Rqia Ezzhar: Peindre pour vaincre la solitude

Assise à l'entrée de la galerie Bab Fès dans l'ancienne médina de Salé, "Mi Rqia" montre ses toiles aux passants. Tandis que la journée touche à sa fin, son regard s'embrume en pensant à la nouvelle nuit de solitude qu'elle devra passer dans sa chambre au Centre social pour personnes âgées de Salé.

Pour cette septuagénaire, l’art plastique n’est pas un simple passe-temps, mais un véritable langage qui exprime des émotions impossibles à décrire avec des mots. Sous son pinceau, les tableaux se transforment en miroirs reflétant des sentiments ambivalents, entre espoir et détresse.

Mi Rqia raconte comment elle avait découvert, il y a une trentaine d’années, sa vocation artistique, en s’amusant avec une boîte de couleurs et un bout de papier dans la maison familiale située dans un quartier populaire de Salé. Son premier dessin représentait une main de Fatma ornée de motifs amazighs, dans un style épuré caractéristique de l’art naïf.

Ce qui a commencé comme un jeu d’enfant s’est révélé être une œuvre d’art qui a suscité un déclic chez Mi Rqia en lui révélant son talent et sa passion pour les formes et les couleurs. L’artiste en herbe a eu pour “sponsor” un voisin qui, ayant eu un coup de cœur pour ses tableaux, lui a fourni le matériel nécessaire pour se lancer dans cette aventure picturale.

Contrairement à ses créations, la vie de la vieille femme n’a pas été haute en couleurs, elle dont le mari est décédé il y a 45 ans, lui laissant une ribambelle d’enfants à élever. “Aujourd’hui, seule une de mes filles est restée avec moi, et elle a des troubles psychiques”, se lamente cette ancienne encadrante pédagogique qui a contribué avec abnégation à l’éducation de générations entières avant de se retrouver seule, abandonnée de tous.

Les paysages naturels, chatoyants et inondés de lumière, sont le thème de prédilection de cette peintre autodidacte. Sans cette lueur d’espoir qu’apporte l’art, la vieille femme aurait sombré dans la solitude et les réminiscences du passé. C’est pourquoi, malgré le manque de ressources, elle fait des mains et des pieds pour se procurer les instruments nécessaires pour peindre.

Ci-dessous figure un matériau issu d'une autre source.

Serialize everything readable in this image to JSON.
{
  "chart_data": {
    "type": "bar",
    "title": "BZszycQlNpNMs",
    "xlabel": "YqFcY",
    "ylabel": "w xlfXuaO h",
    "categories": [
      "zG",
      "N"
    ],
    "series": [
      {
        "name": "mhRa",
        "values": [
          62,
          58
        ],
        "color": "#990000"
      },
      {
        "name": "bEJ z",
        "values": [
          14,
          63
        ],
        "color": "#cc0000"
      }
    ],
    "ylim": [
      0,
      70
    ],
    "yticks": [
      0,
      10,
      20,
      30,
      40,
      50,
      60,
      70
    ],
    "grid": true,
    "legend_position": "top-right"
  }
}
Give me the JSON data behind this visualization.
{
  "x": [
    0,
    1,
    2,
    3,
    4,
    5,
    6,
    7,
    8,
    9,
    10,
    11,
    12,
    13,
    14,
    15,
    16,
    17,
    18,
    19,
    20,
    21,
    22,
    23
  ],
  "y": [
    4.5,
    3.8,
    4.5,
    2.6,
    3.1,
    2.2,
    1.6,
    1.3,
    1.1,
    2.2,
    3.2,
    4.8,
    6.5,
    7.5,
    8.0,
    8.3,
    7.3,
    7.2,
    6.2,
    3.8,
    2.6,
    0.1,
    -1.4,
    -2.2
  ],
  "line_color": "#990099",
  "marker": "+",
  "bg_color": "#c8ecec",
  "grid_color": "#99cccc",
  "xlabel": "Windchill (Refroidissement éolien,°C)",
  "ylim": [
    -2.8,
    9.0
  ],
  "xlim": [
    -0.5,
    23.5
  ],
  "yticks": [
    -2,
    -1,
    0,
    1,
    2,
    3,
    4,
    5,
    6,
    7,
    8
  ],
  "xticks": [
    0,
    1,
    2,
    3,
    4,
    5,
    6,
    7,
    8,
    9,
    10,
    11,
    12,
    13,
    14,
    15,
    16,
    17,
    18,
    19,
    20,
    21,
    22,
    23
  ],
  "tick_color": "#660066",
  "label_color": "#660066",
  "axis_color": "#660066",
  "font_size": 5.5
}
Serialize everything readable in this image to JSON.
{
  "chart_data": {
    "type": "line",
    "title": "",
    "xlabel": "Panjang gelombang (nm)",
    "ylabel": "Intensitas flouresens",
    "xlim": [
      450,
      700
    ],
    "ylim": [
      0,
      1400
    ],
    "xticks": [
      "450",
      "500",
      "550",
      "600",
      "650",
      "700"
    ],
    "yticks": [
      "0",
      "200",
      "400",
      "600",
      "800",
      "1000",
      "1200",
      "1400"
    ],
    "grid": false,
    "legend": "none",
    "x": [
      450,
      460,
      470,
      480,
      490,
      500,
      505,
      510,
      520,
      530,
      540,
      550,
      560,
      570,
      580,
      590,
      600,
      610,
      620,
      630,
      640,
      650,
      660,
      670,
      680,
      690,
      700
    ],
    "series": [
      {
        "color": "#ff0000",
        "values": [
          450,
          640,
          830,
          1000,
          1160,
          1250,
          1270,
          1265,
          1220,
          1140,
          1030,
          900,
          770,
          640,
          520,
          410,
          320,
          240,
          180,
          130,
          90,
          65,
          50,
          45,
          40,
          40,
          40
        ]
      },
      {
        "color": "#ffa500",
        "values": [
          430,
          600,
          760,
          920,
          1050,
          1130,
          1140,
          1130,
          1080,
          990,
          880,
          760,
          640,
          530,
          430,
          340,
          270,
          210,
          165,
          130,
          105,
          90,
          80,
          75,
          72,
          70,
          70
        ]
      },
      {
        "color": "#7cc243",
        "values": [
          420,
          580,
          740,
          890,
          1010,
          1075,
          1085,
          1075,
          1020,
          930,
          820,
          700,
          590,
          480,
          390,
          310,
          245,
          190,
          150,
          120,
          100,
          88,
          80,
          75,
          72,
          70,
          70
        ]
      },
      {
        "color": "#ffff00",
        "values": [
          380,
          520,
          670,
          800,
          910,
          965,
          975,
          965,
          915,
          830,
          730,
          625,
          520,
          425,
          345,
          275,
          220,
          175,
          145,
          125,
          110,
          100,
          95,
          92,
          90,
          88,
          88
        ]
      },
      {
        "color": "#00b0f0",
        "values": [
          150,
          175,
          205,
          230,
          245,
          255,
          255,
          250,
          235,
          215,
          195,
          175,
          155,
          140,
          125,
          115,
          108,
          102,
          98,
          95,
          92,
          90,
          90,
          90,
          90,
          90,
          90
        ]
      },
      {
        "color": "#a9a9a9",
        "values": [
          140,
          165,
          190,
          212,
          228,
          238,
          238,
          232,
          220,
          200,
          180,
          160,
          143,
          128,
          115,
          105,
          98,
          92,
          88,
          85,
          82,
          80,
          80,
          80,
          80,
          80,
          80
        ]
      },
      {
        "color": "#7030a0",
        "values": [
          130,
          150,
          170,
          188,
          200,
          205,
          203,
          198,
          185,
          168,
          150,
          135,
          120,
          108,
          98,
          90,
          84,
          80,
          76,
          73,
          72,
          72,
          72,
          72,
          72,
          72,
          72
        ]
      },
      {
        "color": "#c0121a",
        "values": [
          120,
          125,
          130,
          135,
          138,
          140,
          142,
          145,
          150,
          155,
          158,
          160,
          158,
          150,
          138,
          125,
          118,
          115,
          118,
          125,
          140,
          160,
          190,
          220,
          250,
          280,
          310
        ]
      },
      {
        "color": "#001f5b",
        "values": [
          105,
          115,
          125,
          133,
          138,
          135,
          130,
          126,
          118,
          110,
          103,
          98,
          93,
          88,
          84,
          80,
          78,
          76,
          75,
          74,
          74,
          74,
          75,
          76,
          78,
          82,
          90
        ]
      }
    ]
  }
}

“J’aime mes tableaux, et j’aime plus les partager avec les autres”, confie l’artiste. Pour elle, la peinture est une thérapie, une “catharsis” qui lui permet de se libérer du poids du passé et de la mélancolie du présent.

Passant en revue ses créations, les yeux de Mi Rqia s’emplissent de larmes à la vue d’un tableau particulier. “Je l’ai peint dans mon ancienne maison. J’ai peint beaucoup d’autres qu’on m’a volés”, dit-elle avec nostalgie.

Deux jeunes femmes s’approchent, attirées par un tableau. Vite, la maîtresse de céans sèche ses larmes et se lève pour les accueillir en esquissant son plus beau sourire. A côté d’elle, les toiles sont toujours là, témoins silencieux du parcours d’une femme qui s’arme d’art et d’espoir pour vaincre la solitude.